Lynda Loxton
The South African wine industry is flourishing. Exports are booming and heavy rains in the Cape hold out promise of a good crop. The only fly in the ointment remains the antiquated system through which KWV continues to dominate the price farmers get for their wine.
Distillers Corporation chairman Boetie van Zyl was upbeat this week at the corporation’s annual general meeting in Stellenbosch, especially over the fact that South African wines were the “flavour of the month” in Europe and the Americas now that sanctions have been lifted.
Export director Donald Gallow said South African wines had been well received in most markets but wine makers were not trying to copy popular wines abroad, like those from Australia and New Zealand.
Liqueurs have also done well as they were uniquely Southern African. Brandy exports had been less successful, but on the local market had shown strong growth, particularly among black male consumers.

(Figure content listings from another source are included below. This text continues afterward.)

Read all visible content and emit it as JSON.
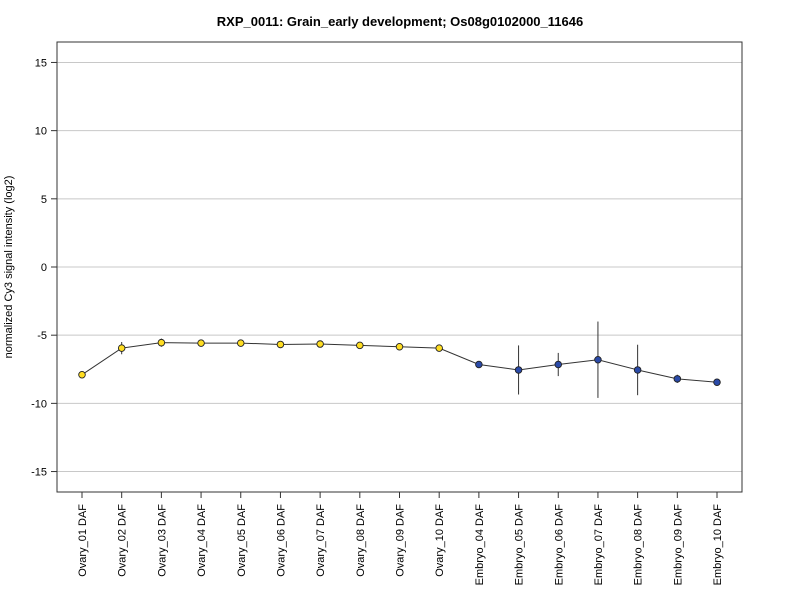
{
  "chart_data": {
    "type": "line",
    "title": "RXP_0011: Grain_early development; Os08g0102000_11646",
    "xlabel": "",
    "ylabel": "normalized Cy3 signal intensity (log2)",
    "ylim": [
      -16.5,
      16.5
    ],
    "yticks": [
      -15,
      -10,
      -5,
      0,
      5,
      10,
      15
    ],
    "grid": true,
    "categories": [
      "Ovary_01 DAF",
      "Ovary_02 DAF",
      "Ovary_03 DAF",
      "Ovary_04 DAF",
      "Ovary_05 DAF",
      "Ovary_06 DAF",
      "Ovary_07 DAF",
      "Ovary_08 DAF",
      "Ovary_09 DAF",
      "Ovary_10 DAF",
      "Embryo_04 DAF",
      "Embryo_05 DAF",
      "Embryo_06 DAF",
      "Embryo_07 DAF",
      "Embryo_08 DAF",
      "Embryo_09 DAF",
      "Embryo_10 DAF"
    ],
    "values": [
      -7.9,
      -5.95,
      -5.55,
      -5.58,
      -5.58,
      -5.68,
      -5.65,
      -5.75,
      -5.85,
      -5.95,
      -7.15,
      -7.55,
      -7.15,
      -6.8,
      -7.55,
      -8.2,
      -8.45
    ],
    "errors": [
      0.15,
      0.45,
      0.3,
      0.15,
      0.15,
      0.25,
      0.25,
      0.2,
      0.15,
      0.15,
      0.2,
      1.8,
      0.85,
      2.8,
      1.85,
      0.3,
      0.25
    ],
    "point_colors": [
      "#ffdd22",
      "#ffdd22",
      "#ffdd22",
      "#ffdd22",
      "#ffdd22",
      "#ffdd22",
      "#ffdd22",
      "#ffdd22",
      "#ffdd22",
      "#ffdd22",
      "#2a4aa8",
      "#2a4aa8",
      "#2a4aa8",
      "#2a4aa8",
      "#2a4aa8",
      "#2a4aa8",
      "#2a4aa8"
    ],
    "line_color": "#333333",
    "grid_color": "#c8c8c8"
  }
}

Black women, however, were more interested in sparkling wines and this was an area requiring promotion and market development, Gallow said.
Managing director John Scannell said the group faced cost constraints, particularly for packaging, which called for innovative buying and co-operation with suppliers. He said he hoped the government would consider replacing the general export incentive scheme (GEIS), due to be phased out soon, with a support system aimed at encouraging the building up of trademarks in foreign markets.
But of abiding concern is the stranglehold that KWV still exerts on the wine market. In his annual report, Van Zyl said most of the controls that had inhibited the wine industry had, with the exception of the price and surplus elimination system controlled by KWV, been phased out to the benefit of the industry.
“At present the industry is involved in intensive negotiations aimed at the establishment of a new market-oriented price and stabilisation mechanism,” Van Zyl said.
Scannell said the price and surplus elimination system went back to about 1923, when local wine growers persuaded the government to introduce a system to allow for wine price stability in the face of overproduction.
What developed was a system in which all wine, whether it was to be used for distilling or for the production of table wine, had to be sold to KWV, which would buy it at set prices, regardless of whether there was a shortage or a surplus of wine. As a result, farmers did not always get the full market value of their wine and wine and brandy producers did not pay market prices for the wine bought from KWV, often to the benefit of KWV.
“After many years of bitter argument and differences of opinion, I believe that we are on the verge of agreement on a system that meets the needs of all parties. The system may have had its uses in 1923, but it is not suitable to conditions in 1995,” Scannell said.